I’m biased, I admit it. I have fought and bled for the Lion of Venice, and to me, the place is home. But in the late summer of 1367, as the odd weather blew up the Adriatic, the place was still a little alien to me.
My fisherman landed me almost on the steps for San Marco and then poled off before angry local boatmen could bury him in insults. The men of Chioggia account themselves Venetian only in matters of state; otherwise, the Lion of Saint Mark is a distant lion, and Chioggians go their own way and fish their own end of the Lagoon and they hope the Lion isn’t looking too closely at their taxes or their seamanship.

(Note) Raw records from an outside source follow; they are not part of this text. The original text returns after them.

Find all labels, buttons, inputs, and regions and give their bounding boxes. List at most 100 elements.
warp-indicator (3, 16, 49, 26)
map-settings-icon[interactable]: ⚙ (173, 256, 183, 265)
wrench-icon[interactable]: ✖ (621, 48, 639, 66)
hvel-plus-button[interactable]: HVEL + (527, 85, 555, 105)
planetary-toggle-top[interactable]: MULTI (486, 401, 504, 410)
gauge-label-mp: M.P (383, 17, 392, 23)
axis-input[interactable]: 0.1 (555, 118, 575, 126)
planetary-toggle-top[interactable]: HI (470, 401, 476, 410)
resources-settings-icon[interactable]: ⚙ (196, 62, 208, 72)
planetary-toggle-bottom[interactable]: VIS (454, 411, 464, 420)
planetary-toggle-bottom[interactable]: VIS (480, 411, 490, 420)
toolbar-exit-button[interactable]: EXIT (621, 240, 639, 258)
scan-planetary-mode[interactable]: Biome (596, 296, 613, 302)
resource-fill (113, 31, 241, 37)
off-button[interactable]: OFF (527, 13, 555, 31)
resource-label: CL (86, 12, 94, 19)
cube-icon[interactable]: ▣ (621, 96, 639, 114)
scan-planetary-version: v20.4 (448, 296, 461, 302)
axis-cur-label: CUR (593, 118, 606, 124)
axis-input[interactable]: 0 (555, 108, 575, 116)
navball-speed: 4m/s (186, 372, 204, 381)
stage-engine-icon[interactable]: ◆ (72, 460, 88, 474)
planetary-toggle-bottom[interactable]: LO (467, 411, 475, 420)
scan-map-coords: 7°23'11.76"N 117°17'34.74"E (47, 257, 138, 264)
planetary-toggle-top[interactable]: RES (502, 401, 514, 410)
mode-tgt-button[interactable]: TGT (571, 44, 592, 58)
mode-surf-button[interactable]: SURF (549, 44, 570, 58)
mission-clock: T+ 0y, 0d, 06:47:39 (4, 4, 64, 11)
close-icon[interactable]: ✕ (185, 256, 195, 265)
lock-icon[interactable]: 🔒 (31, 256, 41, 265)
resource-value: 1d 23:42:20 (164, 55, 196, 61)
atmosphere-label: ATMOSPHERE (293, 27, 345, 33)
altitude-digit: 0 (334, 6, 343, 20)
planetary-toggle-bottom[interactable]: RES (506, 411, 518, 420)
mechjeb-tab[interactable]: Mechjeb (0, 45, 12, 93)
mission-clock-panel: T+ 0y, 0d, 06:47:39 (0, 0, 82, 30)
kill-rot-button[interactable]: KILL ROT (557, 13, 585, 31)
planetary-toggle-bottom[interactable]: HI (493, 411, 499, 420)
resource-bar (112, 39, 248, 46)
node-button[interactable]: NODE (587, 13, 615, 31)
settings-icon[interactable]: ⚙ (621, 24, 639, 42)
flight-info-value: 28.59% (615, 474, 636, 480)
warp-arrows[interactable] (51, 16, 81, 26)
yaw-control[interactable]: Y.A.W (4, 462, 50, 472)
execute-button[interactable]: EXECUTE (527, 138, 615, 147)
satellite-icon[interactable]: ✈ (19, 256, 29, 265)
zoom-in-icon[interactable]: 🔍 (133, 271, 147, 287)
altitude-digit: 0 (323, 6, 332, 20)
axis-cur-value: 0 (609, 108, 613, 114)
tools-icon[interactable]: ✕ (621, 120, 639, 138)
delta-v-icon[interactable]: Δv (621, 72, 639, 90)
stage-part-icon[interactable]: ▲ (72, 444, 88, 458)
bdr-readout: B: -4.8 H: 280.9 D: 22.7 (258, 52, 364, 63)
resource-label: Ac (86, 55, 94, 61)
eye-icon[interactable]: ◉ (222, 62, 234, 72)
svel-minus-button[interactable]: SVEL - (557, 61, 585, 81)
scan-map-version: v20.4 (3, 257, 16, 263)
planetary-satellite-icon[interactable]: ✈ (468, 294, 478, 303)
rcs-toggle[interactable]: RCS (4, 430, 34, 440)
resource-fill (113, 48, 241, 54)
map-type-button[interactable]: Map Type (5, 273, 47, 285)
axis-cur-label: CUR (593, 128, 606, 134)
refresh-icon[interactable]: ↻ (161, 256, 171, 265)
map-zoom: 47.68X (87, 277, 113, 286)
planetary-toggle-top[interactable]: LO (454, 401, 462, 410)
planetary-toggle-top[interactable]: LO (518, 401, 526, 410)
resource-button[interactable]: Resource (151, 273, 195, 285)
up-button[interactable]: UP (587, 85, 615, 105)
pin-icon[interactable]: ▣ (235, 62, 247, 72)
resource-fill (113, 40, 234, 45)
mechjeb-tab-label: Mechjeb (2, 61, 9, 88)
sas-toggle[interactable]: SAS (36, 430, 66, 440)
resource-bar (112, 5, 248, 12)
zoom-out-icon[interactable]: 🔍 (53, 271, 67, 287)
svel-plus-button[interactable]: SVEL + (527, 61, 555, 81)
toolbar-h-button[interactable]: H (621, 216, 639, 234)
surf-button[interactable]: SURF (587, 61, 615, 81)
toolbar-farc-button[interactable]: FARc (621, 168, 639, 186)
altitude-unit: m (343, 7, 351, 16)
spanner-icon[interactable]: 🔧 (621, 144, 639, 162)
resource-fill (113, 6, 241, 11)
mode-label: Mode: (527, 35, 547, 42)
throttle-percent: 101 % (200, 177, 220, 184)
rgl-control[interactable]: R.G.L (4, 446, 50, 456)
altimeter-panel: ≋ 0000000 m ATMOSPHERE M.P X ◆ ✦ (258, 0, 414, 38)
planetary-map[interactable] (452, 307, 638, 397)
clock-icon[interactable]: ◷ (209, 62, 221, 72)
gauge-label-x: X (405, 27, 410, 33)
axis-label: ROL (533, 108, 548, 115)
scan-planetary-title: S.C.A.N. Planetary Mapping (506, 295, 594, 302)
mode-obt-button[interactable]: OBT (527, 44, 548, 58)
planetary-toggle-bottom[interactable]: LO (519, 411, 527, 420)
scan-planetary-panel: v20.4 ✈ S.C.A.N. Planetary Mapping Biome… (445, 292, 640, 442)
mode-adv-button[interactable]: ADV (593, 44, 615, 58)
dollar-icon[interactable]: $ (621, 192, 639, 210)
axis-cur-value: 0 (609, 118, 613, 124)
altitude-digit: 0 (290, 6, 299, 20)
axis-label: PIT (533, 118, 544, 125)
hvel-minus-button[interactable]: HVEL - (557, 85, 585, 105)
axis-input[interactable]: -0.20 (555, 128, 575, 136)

It was Sunday evening, and no one expected us, so the herald and my two pages and I carried our baggage up the salt-stained steps ourselves, and then hailed a small boat rowed with a single oar. Again, in Venice, all traffic moves by water. Our waterman used his oar from the stern on a low, sleek boat with a rising bow; he pushed us out into the chop
of the main channel and then, with a few comments exchanged with the Green Count’s man, he understood where we were going. We went up the main channel and into a side canal to the count’s lodging, a palazzo hard by the old church of Sant’Agnese, and landed on a loggia, or water-landing, so old that I imagined it might have been built by the Romans. The whole palace looked like something from the ancients; coloured marble adorned the exterior, and there were statues in niches far up the sagging facade. A noble building, but long past its best.
Still, we were well received, and in moments I was embraced by Richard Musard, and Mayot, of all people, clasped my hand. I felt at home in a way I had never expected to feel with the Savoyards.
I know that Chaucer will nod, but while most of you imagine that great nobles like the Count of Savoy live lives of unequalled splendour, the truth can be very different. At the Ca’ Lorimer, off the Grand Canal, the entire command of the Savoyard crusade was sleeping in one building, knights and men-at-arms and squires and pages. The ground floor smelled a little like a good barn, with bundles of new hay littering the floor as sleeping pallets – so much hay that Marc-Antonio began to sneeze. On the upper floors, the grander apartments, it was clear that the building was rented. Some furniture, no tapestries – the count’s only privacy was a closed bed by a series of magnificent Gothic windows.